8.                  Pembagian ini tidak terarah dengan kaidah yang shahih, oleh sebab itu secara umum sebagian mereka tidak menamainya majaz, sebagian mereka menamainya haqiqah, namun setiap mereka mengaku bahwa suatu lafaz digunakan pada maksudnya. Ini menunjukan kebatilan pembagian ini dan tidak ada kebenarannya.

Jika pembagian ini telah gugur, gugur pula pembagian dari pembagian, dimana mereka membagi setiap bagian menjadi beberapa bagian. Tentu hal ini diiris oleh dalil yang shahih dan nukilan yang benar[15].         

f.                   Sesungguhnya pengertian-pengertian yang dengannya mereka definisikan haqiqah dan majaz, masing-masingnya tidak lepas dari kritikan, hal itu karena mereka katakan bahwa haqiqah adalah ” lafaz yang digunakan pada maksudnya” sedangkan majaz adalah “lafaz yang digunakan bukan pada maksudnya”, ini membutuhkan penetapan maksud yang pertama dalam penggunaannya, sementara hal ini terhalang.

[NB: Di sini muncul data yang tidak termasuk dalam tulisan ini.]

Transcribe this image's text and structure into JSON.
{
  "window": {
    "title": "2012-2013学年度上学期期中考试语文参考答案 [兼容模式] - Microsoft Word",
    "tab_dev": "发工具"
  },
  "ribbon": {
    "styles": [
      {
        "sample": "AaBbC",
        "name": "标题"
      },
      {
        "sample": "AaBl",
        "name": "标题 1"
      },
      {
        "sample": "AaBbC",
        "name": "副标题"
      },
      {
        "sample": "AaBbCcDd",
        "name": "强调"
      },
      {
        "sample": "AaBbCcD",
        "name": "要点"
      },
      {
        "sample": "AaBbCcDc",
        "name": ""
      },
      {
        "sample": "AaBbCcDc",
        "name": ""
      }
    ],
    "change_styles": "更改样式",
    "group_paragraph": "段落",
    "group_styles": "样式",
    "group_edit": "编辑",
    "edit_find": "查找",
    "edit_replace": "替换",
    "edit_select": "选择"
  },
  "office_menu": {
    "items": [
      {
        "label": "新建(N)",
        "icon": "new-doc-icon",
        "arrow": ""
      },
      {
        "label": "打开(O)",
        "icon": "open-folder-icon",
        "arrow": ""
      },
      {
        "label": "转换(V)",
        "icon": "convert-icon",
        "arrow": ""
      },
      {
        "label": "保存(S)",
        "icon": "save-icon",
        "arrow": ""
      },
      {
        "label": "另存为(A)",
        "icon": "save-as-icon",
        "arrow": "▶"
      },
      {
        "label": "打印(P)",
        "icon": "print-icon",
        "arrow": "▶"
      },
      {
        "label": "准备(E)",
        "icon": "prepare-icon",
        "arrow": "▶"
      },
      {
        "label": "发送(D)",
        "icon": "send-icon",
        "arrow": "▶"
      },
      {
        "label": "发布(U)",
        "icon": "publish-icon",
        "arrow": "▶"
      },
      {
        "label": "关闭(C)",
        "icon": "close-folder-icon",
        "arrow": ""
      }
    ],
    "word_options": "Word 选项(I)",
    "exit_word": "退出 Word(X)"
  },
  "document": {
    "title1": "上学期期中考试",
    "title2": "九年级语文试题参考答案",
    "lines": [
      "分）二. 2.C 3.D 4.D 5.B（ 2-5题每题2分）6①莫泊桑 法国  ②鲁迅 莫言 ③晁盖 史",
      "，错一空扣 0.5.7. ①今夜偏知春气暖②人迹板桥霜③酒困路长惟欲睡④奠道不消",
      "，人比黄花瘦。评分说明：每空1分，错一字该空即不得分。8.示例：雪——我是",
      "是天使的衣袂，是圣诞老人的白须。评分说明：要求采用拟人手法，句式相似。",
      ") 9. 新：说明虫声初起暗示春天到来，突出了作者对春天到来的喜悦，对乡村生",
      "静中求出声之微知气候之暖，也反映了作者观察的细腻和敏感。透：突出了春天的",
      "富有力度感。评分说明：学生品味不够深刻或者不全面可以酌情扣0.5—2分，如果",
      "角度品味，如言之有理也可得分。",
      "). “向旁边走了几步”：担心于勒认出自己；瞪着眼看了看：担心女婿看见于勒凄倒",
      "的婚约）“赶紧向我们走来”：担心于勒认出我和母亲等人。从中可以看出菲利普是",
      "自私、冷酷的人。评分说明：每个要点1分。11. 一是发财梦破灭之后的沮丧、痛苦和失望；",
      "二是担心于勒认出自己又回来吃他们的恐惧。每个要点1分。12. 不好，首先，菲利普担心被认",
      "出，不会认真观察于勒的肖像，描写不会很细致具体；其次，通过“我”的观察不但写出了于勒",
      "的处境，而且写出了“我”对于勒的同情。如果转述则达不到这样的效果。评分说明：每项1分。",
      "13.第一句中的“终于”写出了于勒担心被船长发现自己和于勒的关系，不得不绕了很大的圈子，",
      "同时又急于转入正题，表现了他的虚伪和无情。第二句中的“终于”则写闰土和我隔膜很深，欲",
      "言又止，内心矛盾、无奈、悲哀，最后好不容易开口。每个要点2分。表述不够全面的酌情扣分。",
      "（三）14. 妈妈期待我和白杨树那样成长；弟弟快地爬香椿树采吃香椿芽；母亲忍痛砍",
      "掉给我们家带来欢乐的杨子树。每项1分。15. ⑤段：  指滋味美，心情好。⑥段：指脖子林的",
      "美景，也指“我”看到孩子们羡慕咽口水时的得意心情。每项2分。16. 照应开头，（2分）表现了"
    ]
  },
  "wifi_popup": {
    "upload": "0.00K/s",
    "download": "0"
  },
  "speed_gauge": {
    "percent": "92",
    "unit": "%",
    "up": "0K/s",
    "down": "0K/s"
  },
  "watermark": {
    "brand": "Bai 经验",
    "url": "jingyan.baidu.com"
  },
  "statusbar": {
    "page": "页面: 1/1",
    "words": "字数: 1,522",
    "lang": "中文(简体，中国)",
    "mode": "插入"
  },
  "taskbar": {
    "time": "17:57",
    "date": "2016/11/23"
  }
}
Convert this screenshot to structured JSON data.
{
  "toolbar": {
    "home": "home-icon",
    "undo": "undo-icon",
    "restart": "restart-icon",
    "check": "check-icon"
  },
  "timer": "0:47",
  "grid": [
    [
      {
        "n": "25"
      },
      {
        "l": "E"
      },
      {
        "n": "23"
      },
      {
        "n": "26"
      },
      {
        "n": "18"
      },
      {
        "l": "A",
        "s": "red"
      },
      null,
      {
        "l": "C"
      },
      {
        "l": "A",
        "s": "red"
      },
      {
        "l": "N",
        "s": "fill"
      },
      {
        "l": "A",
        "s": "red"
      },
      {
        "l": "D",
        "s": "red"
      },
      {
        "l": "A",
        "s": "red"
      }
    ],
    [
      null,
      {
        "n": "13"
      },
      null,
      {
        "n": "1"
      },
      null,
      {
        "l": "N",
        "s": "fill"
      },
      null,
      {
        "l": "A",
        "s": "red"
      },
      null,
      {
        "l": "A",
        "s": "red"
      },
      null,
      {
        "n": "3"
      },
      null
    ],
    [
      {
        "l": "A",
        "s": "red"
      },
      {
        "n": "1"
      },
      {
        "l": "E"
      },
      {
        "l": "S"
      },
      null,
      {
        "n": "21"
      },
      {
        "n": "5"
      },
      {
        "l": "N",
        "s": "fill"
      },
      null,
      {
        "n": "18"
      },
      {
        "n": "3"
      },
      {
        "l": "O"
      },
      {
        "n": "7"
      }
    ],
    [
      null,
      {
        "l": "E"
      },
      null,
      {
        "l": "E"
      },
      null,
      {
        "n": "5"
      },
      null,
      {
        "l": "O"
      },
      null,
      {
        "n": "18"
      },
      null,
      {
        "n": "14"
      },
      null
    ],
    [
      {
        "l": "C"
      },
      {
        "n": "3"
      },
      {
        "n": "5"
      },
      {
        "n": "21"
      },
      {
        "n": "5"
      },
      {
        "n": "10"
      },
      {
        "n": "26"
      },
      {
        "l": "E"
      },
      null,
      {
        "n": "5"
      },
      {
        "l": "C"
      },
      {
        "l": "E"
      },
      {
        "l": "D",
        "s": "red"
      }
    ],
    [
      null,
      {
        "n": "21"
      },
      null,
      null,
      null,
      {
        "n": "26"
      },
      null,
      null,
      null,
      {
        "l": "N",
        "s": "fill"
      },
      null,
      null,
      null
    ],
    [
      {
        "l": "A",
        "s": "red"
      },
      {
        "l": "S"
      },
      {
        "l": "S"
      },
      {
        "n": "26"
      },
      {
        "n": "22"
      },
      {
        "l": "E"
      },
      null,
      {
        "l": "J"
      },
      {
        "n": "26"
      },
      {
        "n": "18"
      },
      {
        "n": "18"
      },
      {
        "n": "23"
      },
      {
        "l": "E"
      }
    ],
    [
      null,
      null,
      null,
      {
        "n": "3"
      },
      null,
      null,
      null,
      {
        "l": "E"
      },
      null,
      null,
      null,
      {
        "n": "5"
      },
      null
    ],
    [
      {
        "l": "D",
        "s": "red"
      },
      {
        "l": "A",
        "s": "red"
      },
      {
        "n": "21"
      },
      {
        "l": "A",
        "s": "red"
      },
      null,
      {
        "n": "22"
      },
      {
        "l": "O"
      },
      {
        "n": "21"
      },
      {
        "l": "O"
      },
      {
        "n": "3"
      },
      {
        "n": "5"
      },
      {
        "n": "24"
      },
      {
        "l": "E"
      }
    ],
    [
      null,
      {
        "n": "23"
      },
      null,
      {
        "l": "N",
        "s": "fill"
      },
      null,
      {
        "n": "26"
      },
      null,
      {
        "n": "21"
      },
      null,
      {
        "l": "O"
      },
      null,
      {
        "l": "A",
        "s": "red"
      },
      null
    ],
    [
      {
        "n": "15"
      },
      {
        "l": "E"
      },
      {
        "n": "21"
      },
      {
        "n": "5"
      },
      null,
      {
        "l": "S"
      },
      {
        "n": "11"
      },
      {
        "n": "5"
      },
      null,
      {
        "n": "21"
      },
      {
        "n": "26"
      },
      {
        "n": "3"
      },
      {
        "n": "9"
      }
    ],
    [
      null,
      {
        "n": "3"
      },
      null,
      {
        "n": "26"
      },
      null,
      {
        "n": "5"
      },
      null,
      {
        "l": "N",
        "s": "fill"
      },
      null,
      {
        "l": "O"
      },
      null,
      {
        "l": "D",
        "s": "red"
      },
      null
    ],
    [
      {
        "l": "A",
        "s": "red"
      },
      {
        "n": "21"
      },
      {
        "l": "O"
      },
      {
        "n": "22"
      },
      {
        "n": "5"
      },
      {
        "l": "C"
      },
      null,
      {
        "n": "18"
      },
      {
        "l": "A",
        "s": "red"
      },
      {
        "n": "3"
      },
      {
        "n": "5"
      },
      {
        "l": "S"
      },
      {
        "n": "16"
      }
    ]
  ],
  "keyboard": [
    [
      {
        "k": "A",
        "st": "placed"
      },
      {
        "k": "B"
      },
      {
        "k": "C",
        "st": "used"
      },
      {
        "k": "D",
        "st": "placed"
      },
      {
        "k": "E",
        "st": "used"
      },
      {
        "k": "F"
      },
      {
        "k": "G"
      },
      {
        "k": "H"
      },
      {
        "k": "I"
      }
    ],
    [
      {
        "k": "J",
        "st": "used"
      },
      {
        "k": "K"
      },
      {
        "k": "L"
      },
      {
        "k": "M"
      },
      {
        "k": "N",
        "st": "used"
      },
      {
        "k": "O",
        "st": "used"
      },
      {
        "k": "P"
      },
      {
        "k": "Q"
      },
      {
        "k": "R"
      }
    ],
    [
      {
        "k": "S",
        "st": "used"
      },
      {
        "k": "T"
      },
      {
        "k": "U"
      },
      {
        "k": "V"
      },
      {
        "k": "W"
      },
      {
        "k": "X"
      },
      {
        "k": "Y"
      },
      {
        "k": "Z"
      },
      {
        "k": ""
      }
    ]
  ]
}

Di antara mereka ada yang menyambung definisi ini dengan ” dengannya terjadi perbincangan”, maka dikatakan kepada mereka dari mana diketahui bahwa lafaz-lafaz ini orang-orang Arab berbincang dengannya ketika masa turunnya al-Qur’an dan sebelumnya belum digunakan sebelum itu pada makna sesuatu? Apabila tidak diketahui penafian ini, tidak mungkin diketahui ia sebagai haqiqah, dan melazimkan darinya bahwa tidak boleh dipastikan ia adalah haqiqah dari lafaz-lafaz. Tapi tidak ada yang mengatakan akan hal ini[16].

g.                  Perbedaan-perbedaan yang dengannya denotatif dan metafora dibedakan adalah tidak benar, misalnya; majaz dapat dinafikan sedangkan haqiqah tidak demikian, majaz hal lain dapat terlintas di pikiran sedangkan haqiqah hal lain tidak dapat terlintas di pikiran, serta haqiqah memberikan pengertian yang murni tanpa indikator sedangkan majaz tidak akan memberikan makna melainkan dengan indikator[17].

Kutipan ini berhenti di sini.